Acromyrmex pubescens

Scientific classification
- Kingdom: Animalia
- Phylum: Arthropoda
- Clade: Pancrustacea
- Class: Insecta
- Order: Hymenoptera
- Family: Formicidae
- Subfamily: Myrmicinae
- Genus: Acromyrmex
- Species: A. pubescens
- Binomial name: Acromyrmex pubescens (Emery, 1905)

= Acromyrmex pubescens =

- Authority: (Emery, 1905)

Species of ant

Acromyrmex pubescens is a species of leafcutter ants of the subfamily Myrmicinae. They are native to Paraguay, northern Argentina, and eastern Brazil.

==Taxonomy==
Acromyrmex pubescens was first described as Atta (Acromyrmex) pubescens by the Italian entomologist Carlo Emery in 1905. Starting from Felix Santschi in 1912, subsequent studies have classified it as a subspecies of Acromyrmex lundii, until a reexamination in 2007 resulted in their reclassification as a separate species.

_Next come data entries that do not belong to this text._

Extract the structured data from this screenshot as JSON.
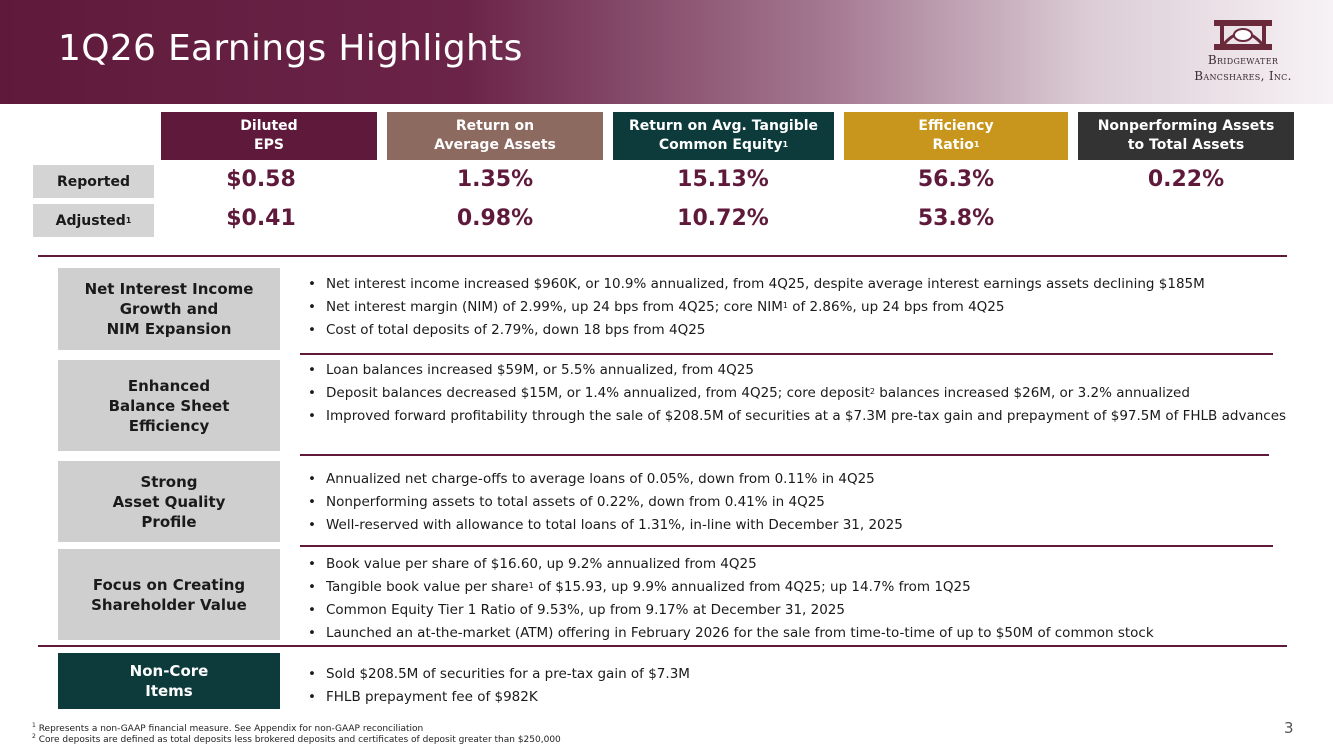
{
  "header": {
    "title": "1Q26 Earnings Highlights",
    "logo_line1": "Bridgewater",
    "logo_line2": "Bancshares, Inc."
  },
  "colors": {
    "maroon": "#5f1a3b",
    "taupe": "#8c6a60",
    "teal": "#0d3b3c",
    "gold": "#c8961c",
    "charcoal": "#333333"
  },
  "metrics": {
    "columns": [
      {
        "line1": "Diluted",
        "line2": "EPS",
        "sup": "",
        "color": "#5f1a3b"
      },
      {
        "line1": "Return on",
        "line2": "Average Assets",
        "sup": "",
        "color": "#8c6a60"
      },
      {
        "line1": "Return on Avg. Tangible",
        "line2": "Common Equity",
        "sup": "1",
        "color": "#0d3b3c"
      },
      {
        "line1": "Efficiency",
        "line2": "Ratio",
        "sup": "1",
        "color": "#c8961c"
      },
      {
        "line1": "Nonperforming Assets",
        "line2": "to Total Assets",
        "sup": "",
        "color": "#333333"
      }
    ],
    "reported_label": "Reported",
    "adjusted_label": "Adjusted",
    "adjusted_sup": "1",
    "reported": [
      "$0.58",
      "1.35%",
      "15.13%",
      "56.3%",
      "0.22%"
    ],
    "adjusted": [
      "$0.41",
      "0.98%",
      "10.72%",
      "53.8%",
      ""
    ]
  },
  "sections": [
    {
      "label": "Net Interest Income\nGrowth and\nNIM Expansion",
      "bullets": [
        {
          "parts": [
            "Net interest income increased $960K, or 10.9% annualized, from 4Q25, despite average interest earnings assets declining $185M"
          ]
        },
        {
          "parts": [
            "Net interest margin (NIM) of 2.99%, up 24 bps from 4Q25; core NIM",
            "1",
            " of 2.86%, up 24 bps from 4Q25"
          ]
        },
        {
          "parts": [
            "Cost of total deposits of 2.79%, down 18 bps from 4Q25"
          ]
        }
      ]
    },
    {
      "label": "Enhanced\nBalance Sheet\nEfficiency",
      "bullets": [
        {
          "parts": [
            "Loan balances increased $59M, or 5.5% annualized, from 4Q25"
          ]
        },
        {
          "parts": [
            "Deposit balances decreased $15M, or 1.4% annualized, from 4Q25; core deposit",
            "2",
            " balances increased $26M, or 3.2% annualized"
          ]
        },
        {
          "parts": [
            "Improved forward profitability through the sale of $208.5M of securities at a $7.3M pre-tax gain and prepayment of $97.5M of FHLB advances"
          ]
        }
      ]
    },
    {
      "label": "Strong\nAsset Quality\nProfile",
      "bullets": [
        {
          "parts": [
            "Annualized net charge-offs to average loans of 0.05%, down from 0.11% in 4Q25"
          ]
        },
        {
          "parts": [
            "Nonperforming assets to total assets of 0.22%, down from 0.41% in 4Q25"
          ]
        },
        {
          "parts": [
            "Well-reserved with allowance to total loans of 1.31%, in-line with December 31, 2025"
          ]
        }
      ]
    },
    {
      "label": "Focus on Creating\nShareholder Value",
      "bullets": [
        {
          "parts": [
            "Book value per share of $16.60, up 9.2% annualized from 4Q25"
          ]
        },
        {
          "parts": [
            "Tangible book value per share",
            "1",
            " of $15.93, up 9.9% annualized from 4Q25; up 14.7% from 1Q25"
          ]
        },
        {
          "parts": [
            "Common Equity Tier 1 Ratio of 9.53%, up from 9.17% at December 31, 2025"
          ]
        },
        {
          "parts": [
            "Launched an at-the-market (ATM) offering in February 2026 for the sale from time-to-time of up to $50M of common stock"
          ]
        }
      ]
    },
    {
      "label": "Non-Core\nItems",
      "bullets": [
        {
          "parts": [
            "Sold $208.5M of securities for a pre-tax gain of $7.3M"
          ]
        },
        {
          "parts": [
            "FHLB prepayment fee of $982K"
          ]
        }
      ]
    }
  ],
  "footnotes": {
    "note1_num": "1",
    "note1": " Represents a non-GAAP financial measure. See Appendix for non-GAAP reconciliation",
    "note2_num": "2",
    "note2": " Core deposits are defined as total deposits less brokered deposits and certificates of deposit greater than $250,000"
  },
  "page_number": "3"
}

It is similar to A. lundii but has more pubescent integument.

==Ecology==
Acromyrmex pubescens, like most leafcutter ants, subsist mostly through a mutualistic relationship with fungi of the genus Leucocoprinus. They cultivate the fungi with masticated leaves taken from nearby trees. They are mostly found in isolated 'islands' of trees found in chaco savannahs.